Pomeroy Family Railroad at Copake Iron Works historic site nears completion
A $100,000 grant from the William G. Pomeroy Foundation will help the Friends of Taconic State Park finish the development of a 1,000-foot loop railroad at the Copake Iron Works historic site. Once complete, visitors to the park in New York’s Hudson Valley will be able to ride in one of two train cars around the Columbia County site.
WAMC's Jim Levulis spoke with Deryn Pomeroy of the Pomeroy Foundation about the grant and her family’s connection to Copake Iron Works.
Pomeroy: We were contacted back in December of 2021 by Edgar Masters and Jim Mackin from the Friends of Taconic State Park. And, you know, they had already raised a significant amount of money for this project. At that time, I think it was around $174,000, which really demonstrated a commitment by supporters in the community. And, you know, dad forwarded that on to me and told me to dig into this, and what does this look like? So, you know, I began corresponding with Edgar Masters and Deborah Cohen, the FTSP treasurer.
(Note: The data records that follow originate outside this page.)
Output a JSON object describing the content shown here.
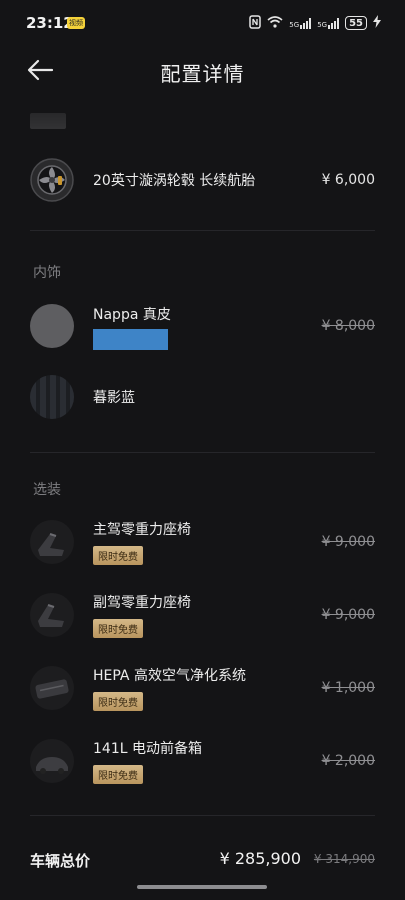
{
  "status_bar": {
    "time": "23:12",
    "pill": "视频",
    "icons": [
      "nfc-icon",
      "wifi-icon",
      "5g-signal-icon",
      "5g-signal-icon"
    ],
    "battery": "55"
  },
  "header": {
    "title": "配置详情"
  },
  "wheels": {
    "name": "20英寸漩涡轮毂 长续航胎",
    "price": "¥ 6,000"
  },
  "interior": {
    "label": "内饰",
    "items": [
      {
        "name": "Nappa 真皮",
        "price": "¥ 8,000",
        "struck": true
      },
      {
        "name": "暮影蓝",
        "price": ""
      }
    ]
  },
  "options": {
    "label": "选装",
    "items": [
      {
        "name": "主驾零重力座椅",
        "tag": "限时免费",
        "price": "¥ 9,000"
      },
      {
        "name": "副驾零重力座椅",
        "tag": "限时免费",
        "price": "¥ 9,000"
      },
      {
        "name": "HEPA 高效空气净化系统",
        "tag": "限时免费",
        "price": "¥ 1,000"
      },
      {
        "name": "141L 电动前备箱",
        "tag": "限时免费",
        "price": "¥ 2,000"
      }
    ]
  },
  "total": {
    "label": "车辆总价",
    "price": "¥ 285,900",
    "original": "¥ 314,900"
  },
  "colors": {
    "background": "#141416",
    "tag_gold": "#c9a873",
    "redaction_blue": "#3e84c7"
  }
}
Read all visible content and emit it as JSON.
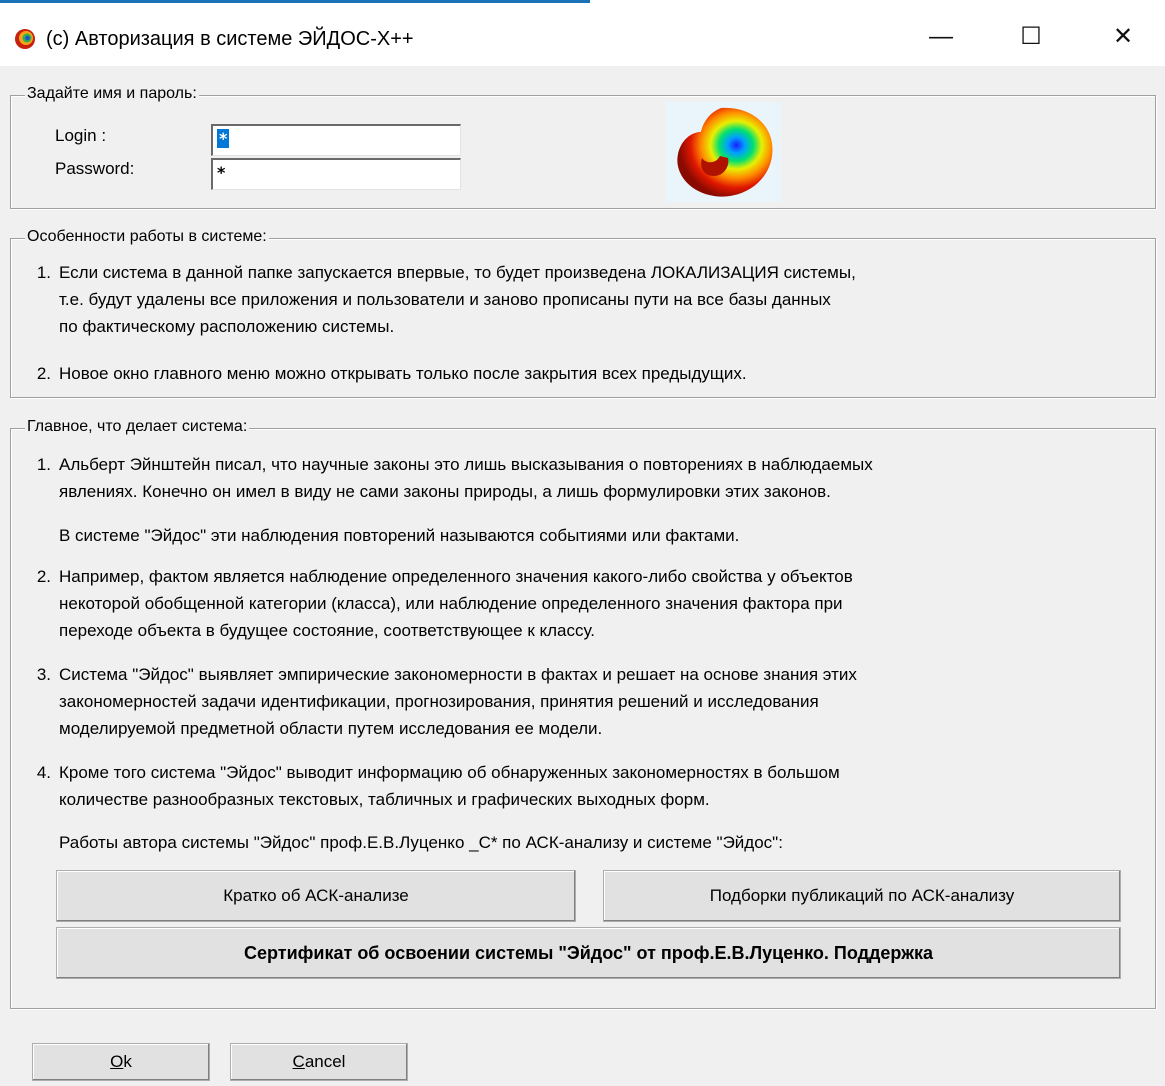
{
  "window": {
    "title": "(c) Авторизация в системе ЭЙДОС-X++",
    "minimize_glyph": "—",
    "maximize_glyph": "☐",
    "close_glyph": "✕"
  },
  "credentials": {
    "legend": "Задайте имя и пароль:",
    "login_label": "Login  :",
    "login_value": "*",
    "password_label": "Password:",
    "password_value": "*"
  },
  "features": {
    "legend": "Особенности работы в системе:",
    "items": [
      {
        "num": "1.",
        "lines": [
          "Если система в данной папке запускается впервые, то будет произведена ЛОКАЛИЗАЦИЯ системы,",
          "т.е. будут удалены все приложения и пользователи и заново прописаны пути на все базы данных",
          "по фактическому расположению системы."
        ]
      },
      {
        "num": "2.",
        "lines": [
          "Новое окно главного меню можно открывать только после закрытия всех предыдущих."
        ]
      }
    ]
  },
  "main": {
    "legend": "Главное, что делает система:",
    "item1": {
      "num": "1.",
      "lines": [
        "Альберт Эйнштейн писал, что научные законы это лишь высказывания о повторениях в наблюдаемых",
        "явлениях. Конечно он имел в виду не сами законы природы, а лишь формулировки этих законов."
      ],
      "note": "В системе \"Эйдос\" эти наблюдения повторений называются событиями или фактами."
    },
    "item2": {
      "num": "2.",
      "lines": [
        "Например, фактом является наблюдение определенного значения какого-либо свойства у объектов",
        "некоторой обобщенной категории (класса), или наблюдение определенного значения фактора при",
        "переходе объекта в будущее состояние, соответствующее к классу."
      ]
    },
    "item3": {
      "num": "3.",
      "lines": [
        "Система \"Эйдос\" выявляет эмпирические закономерности в фактах и решает на основе знания этих",
        "закономерностей задачи идентификации, прогнозирования, принятия решений и исследования",
        "моделируемой предметной области путем исследования ее модели."
      ]
    },
    "item4": {
      "num": "4.",
      "lines": [
        "Кроме того система \"Эйдос\" выводит информацию об обнаруженных закономерностях в большом",
        "количестве разнообразных текстовых, табличных и графических выходных форм."
      ],
      "note": "Работы автора системы \"Эйдос\" проф.Е.В.Луценко _С* по АСК-анализу и системе \"Эйдос\":"
    },
    "btn_brief": "Кратко об АСК-анализе",
    "btn_publications": "Подборки публикаций по АСК-анализу",
    "btn_certificate": "Сертификат об освоении системы \"Эйдос\" от проф.Е.В.Луценко. Поддержка"
  },
  "footer": {
    "ok_accel": "O",
    "ok_rest": "k",
    "cancel_accel": "C",
    "cancel_rest": "ancel"
  },
  "icons": {
    "app": "eidos-spiral-icon",
    "logo": "eidos-spiral-logo"
  }
}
And Deb provided an update at that time that I reached out, which was in March of 2022, that she had raised $290,000 towards their projects, and they had a budget of around, I think, was $366,000 overall for the project. And so we saw that they were just so close to reaching this goal. I mean, that was a tremendous fundraising effort that they made in a relatively short amount of time, which again, just really impressed the Pomeroy Foundation trustees. So, you know, we made a decision that we wanted to make an impact there. There are Pomeroy family ties that go back a little ways a little deep for Copake Iron Works, and so it just was a very easy decision for us to make to support the railroad. And it's really just short track railroad, it's going to be next to the Copake Iron display. We got to take a little ride on it. It's not open to the public yet, but they did give us a little preview ride when we were visiting in July and it was a lot of fun.
Levulis: And you mentioned that family connection there, connection between the Pomeroy family, your family and the Copake Iron Works. Can you detail that a little bit more?
Pomeroy: Lemuel Pomeroy was a gun manufacturer in Pittsfield, Massachusetts, and he's related to my dad, Bill. He's his second cousin, five times removed. And I did ask to have that verified, because I wasn't able to do that by myself. But, you know, that's the connection with Lemuel and he moved to the area and established the Copake Iron Works around 1845 because that area really had rich resources to produce high quality iron. And so, you know, he built a church, he brought in laborers, and really there was this community that, you know, grew up around that area, and it was served by the New York and Harlem Railroad. So that certainly helped that development. But unfortunately Lemuel Pomeroy Sr., he passed away not long after creating Copake Iron Works, in 1849. And then his son, Captain Lemuel Pomeroy Jr. took the reins, but unfortunately, he passed away not too long afterwards in 1853. So after that, it fell out of Pomeroy hands to some various partners. I believe it went right to Frederick Church after Lemuel Pomeroy Jr. passed. But, that's a little about the relationship. And you know, my father is very passionate about genealogy. And so having this extra piece to this grant, you know, it was really exciting for him.
Levulis: And now your family will be honored as some of the railroad components I understand will be named for your ancestors. Is that right?
Pomeroy: That is correct. We we are still finalizing some of that, but I can share that the overall name of the railroad will be the Pomeroy Family Railroad at Copake Iron Works. But yeah, we have the opportunity to name the engine and passenger cars and we're digging into Pomeroy family lore to come up with some ideas for what they might be.
Levulis: And it's anticipated that the railroad will open for tours for the public this spring. Is that right?
Pomeroy: That's the latest that I heard. When we were there, they had really done a great job in pulling the construction together. I believe that they were just waiting on some permits from New York State and once that's in and everything is looked at and approved so there'll be ready in that target data spring of 2023.
By way of disclosure, the William G. Pomeroy Foundation supports WAMC’s podcast, A New York Minute in History.